When Camille Bergin was only four years old, she took a trip to Florida and saw a rocket launch into space. For a young girl growing up in the Appalachian region of North Carolina, it was like a glimpse into another world—a world where anything was possible. It was a far cry from the world she knew, where engineering was “for boys” and no one was experimenting with these space-age technologies. “And that had really limited what I thought I could do with my life,” says Bergin. Now known internationally (and beyond?) as The Galactic Gal, Bergin has made it her mission to break down those barriers and bring science—and enthusiasm for science—to young dreamers everywhere. “My goal is to show that there aren’t any boundaries,” she says. “Space is for everyone.” So she meets people where they are, using social media to share scientific concepts and make ideas surrounding space accessible and fun. She lets everyone, and especially the young women in the audience, know that there is a place for their dreams and that space is not just “a billionaire’s playground.” But beyond that, Bergin believes that investing in space can forge a path to peace for the future. “Every conflict has been fundamentally driven by resource scarcity or the threat of resource scarcity,” she says. “Space is the key to helping humanity break free to that new frontier.” And if space is infinite, then maybe so is our potential.

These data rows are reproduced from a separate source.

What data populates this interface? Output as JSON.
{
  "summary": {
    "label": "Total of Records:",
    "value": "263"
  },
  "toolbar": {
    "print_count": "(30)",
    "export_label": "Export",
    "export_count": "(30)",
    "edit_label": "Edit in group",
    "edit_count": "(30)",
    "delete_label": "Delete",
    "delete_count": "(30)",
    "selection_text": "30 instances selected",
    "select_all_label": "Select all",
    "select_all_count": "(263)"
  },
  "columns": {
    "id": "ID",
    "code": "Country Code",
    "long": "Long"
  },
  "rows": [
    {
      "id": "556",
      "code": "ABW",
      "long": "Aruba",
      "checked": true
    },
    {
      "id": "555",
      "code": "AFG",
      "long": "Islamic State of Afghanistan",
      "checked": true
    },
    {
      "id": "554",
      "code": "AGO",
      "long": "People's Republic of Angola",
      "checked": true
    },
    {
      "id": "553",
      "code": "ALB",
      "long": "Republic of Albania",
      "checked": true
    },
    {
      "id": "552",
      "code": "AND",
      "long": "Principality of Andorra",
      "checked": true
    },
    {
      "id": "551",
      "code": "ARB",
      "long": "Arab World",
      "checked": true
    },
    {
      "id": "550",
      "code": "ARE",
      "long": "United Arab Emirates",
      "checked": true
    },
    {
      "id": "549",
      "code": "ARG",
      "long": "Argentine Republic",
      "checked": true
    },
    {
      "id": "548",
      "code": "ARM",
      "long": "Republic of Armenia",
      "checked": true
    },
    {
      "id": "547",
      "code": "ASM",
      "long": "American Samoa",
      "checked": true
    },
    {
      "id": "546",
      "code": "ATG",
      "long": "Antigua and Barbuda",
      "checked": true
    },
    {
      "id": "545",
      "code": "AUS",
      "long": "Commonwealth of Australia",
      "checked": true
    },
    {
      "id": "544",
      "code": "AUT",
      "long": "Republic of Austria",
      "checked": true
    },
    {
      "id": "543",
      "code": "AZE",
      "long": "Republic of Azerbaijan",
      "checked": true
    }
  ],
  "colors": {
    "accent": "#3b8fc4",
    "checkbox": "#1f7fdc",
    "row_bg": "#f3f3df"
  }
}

Photography by Wyatt Kostygan

Ash Perrin  

Childhood Conservationist

“Play is a rebellious act.”

When Ash Perrin stepped out of the Heathrow Airport, he felt a troubling sensation. “Why is my head cold?,” he wondered, before realizing that he had somehow lost his trademark top hat. Both anachronistic and timeless, the top hat and its inherent contradiction perfectly capture the chaotic energy of Perrin’s Flying Seagull Project, a nonprofit that travels to refugee camps and warzones to engage the children in games and play. For Perrin, the simple act of play is itself a form of healing, as well as defiance. “A rainbow thorn,” he says, “to jam in the foot of aggression and oppression. No matter the situation, an act of pure play is a statement of existence.” And in the face of darkness, it becomes something more. “It’s a rebellion against the notion of hopelessness,” he says. “And we need that right now.” So he and Flying Seagull have traveled to 24 countries and counting. They have been meeting with children facing violence, homelessness and oppression, and trying to give them that hope (and, when they can, protection), forming a circle of play and telling interlopers of all sorts, “Excuse me, this is playtime. You can wait.”

Photography by Wyatt Kostygan

Bob Delaney  

PTS Advocate & NBA Cares Ambassador

“Self-care does not mean selfish.”

Bob Delaney is not a small man, nor is he unintimidating. A former New Jersey state trooper, he once spent three years deep undercover, infiltrating the Genovese and Bruno crime families and living the life 24/7 with no vacations. After that, he became a referee in the NBA, where staring down angry athletes probably seemed like child’s play. Now, Delaney wants to talk about your feelings. “Emotions are meant to be felt, yet we do everything we can to hide them,” he says. No longer a ref or an officer of the law, Delaney now spends his days traveling the country and speaking on Post-Traumatic Stress Disorder, which he has both suffered from and become an expert on since his undercover days. Working largely with military, law enforcement and first responders (though the post-pandemic world now sees Delaney addressing healthcare professionals more widely, as well as traumatized communities generally), his message to all of them remains the same: Talk about the trauma. Listen to others talk about theirs. Have the conversation. He compares bottled trauma to an overstuffed balloon. You can pop it, but then you have no balloon. And if you completely let go, it’s out of control. But if you carefully and intentionally let it out in a controlled manner, you get a really uncomfortable sound but you also keep your balloon. “That’s us with trauma,” Delaney says. “If we’re willing to sit and listen to sounds we don’t want to hear, we’ll have a balloon to use another day.”